Iraque evidencia fragilidade de Estados do Oriente Médio
23 de junho de 2014Sem dúvida, o surpreendente avanço, no Iraque, da milícia radical-sunita Estado Islâmico do Iraque e do Levante (EIIL) redefiniu as relações de força no Oriente Médio. Pois os jihadistas da Idade da Pedra conseguiram, em apenas poucos dias e sem resistência considerável do Exército nacional, assumir o controle sobre grandes territórios no oeste do país, entre eles a segunda maior cidade iraquiana, Mossul.
Os combatentes do EIIL já devem ter estabilizado sua base de poder naquela parte do país, que tem forte presença sunita.
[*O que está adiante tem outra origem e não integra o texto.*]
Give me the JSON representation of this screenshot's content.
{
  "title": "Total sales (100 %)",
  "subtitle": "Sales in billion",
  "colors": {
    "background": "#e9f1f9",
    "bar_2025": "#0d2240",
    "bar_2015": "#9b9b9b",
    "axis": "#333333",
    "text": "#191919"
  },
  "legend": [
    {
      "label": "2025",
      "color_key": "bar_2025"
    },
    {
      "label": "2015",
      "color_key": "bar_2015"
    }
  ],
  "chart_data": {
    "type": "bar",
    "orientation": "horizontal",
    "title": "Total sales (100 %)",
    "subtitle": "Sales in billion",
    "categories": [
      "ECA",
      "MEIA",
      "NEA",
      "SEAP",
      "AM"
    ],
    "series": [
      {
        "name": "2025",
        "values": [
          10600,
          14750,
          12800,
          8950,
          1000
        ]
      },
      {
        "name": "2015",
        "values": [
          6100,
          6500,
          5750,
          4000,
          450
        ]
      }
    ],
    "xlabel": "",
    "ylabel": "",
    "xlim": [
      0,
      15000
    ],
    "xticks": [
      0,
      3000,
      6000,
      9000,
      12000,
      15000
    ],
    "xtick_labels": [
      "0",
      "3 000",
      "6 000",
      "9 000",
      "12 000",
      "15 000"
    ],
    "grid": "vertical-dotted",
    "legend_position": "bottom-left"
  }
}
E detêm ainda o controle sobre amplas áreas no leste da Síria, ao longo do Rio Eufrates.
Além disso, tudo indica que conseguiram dominar uma estrategicamente importante passagem de fronteira para a Síria. Desse modo, deixa de existir, de fato, a fronteira entre os dois Estados onde os "guerreiros de Alá" pretendem construir um califado jihadista.
Será que a galopante desintegração do Estado no Iraque – e também na Síria – significa o fim da ordem estabelecida pelo acordo de Sykes-Picot, como afirmam numerosos observadores e peritos em Oriente Médio? E, caso positivo, o que virá após essa ordem "pós-otomana"?
Recapitulando: o presente grupo de países no Oriente Médio se baseia nas fronteiras estipuladas no acordo negociado em 1916 pelo militar britânico Mark Sykes e pelo diplomata francês François Georges-Picot, as quais definem a geografia política da região até hoje. Os atuais Estados entre o Mar Mediterrâneo e o Rio Tigre foram fundados a partir desse acordo, ao lado de outros pactos posteriores à Primeira Guerra Mundial.
O avanço da milícia do EIIL no Iraque representa, inegavelmente, uma grande ameaça terrorista para a região. Mas um exame mais atento revela que esse desdobramento não passa de um sintoma para problemas regionais mais profundos.
A fragilidade dos Estados é o problema principal. Três anos atrás, a Primavera Árabe demonstrou de forma expressiva quão fracos são os Estados árabes pós-coloniais, em especial na Líbia e na Síria. Antes, a incompetente administração de George W. Bush nos Estados Unidos precipitara o Iraque repetidamente no caos, numa inigualável série de erros.
Acima de tudo, provou ser um erro fatal o apoio americano a Nuri al-Maliki. Devido a sua política sectária, o primeiro-ministro xiita arca, pessoalmente, com a maior parte da responsabilidade pela alienação de sunitas e curdos – e, em consequência, pela desintegração do Iraque pós-Saddam Hussein. A política discriminatória de Al-Maliki preparou o solo para a ascensão do EIIL e outros grupos partidários da jihad – a "guerra santa" muçulmana.
A esses conflitos sobrepõe-se, ainda, a luta pela supremacia regional entre o Irã e a Arábia Saudita. Esse conflito pela hegemonia exacerba a velha hostilidade entre sunitas e xiitas e a instrumentaliza politicamente, o que bloqueia todas as tentativas de propor soluções pragmáticas para os conflitos.
Alianças pragmáticas é o que a situação exige, após o fracasso na Síria e visando manter sob controle, o máximo possível, as ameaças de conflitos transfronteiriços criadas pelo EIIL.
Pelo menos as lideranças em Teerã e em Riad parecem ter reconhecido que, fora de qualquer controle, os jihadistas do grupo extremista portam riscos incalculáveis para ambos os países – até porque Estados em desintegração são algo que Irã e Arábia Saudita realmente não precisam na região.
Uma vez que o momentaneamente debilitado Ocidente não é capaz de atuar como poder ordenador externo, ele depende do auxílio das potências regionais. Por isso, os EUA deveriam aproveitar a linha telefônica direta entre o presidente iraniano Hassan Rohani e o rei saudita Abdullah para possibilitar um governo de unidade nacional no Iraque, naturalmente sem o fracassado Al-Maliki.
No melhor dos casos, esse seria o primeiro passo para a criação de uma nova estrutura de cooperação no Oriente Médio, já que com os jihadistas não é possível se fundar nenhum Estado. Também por causa disso ainda é cedo para se falar de um fim do sistema Sykes-Picot na região.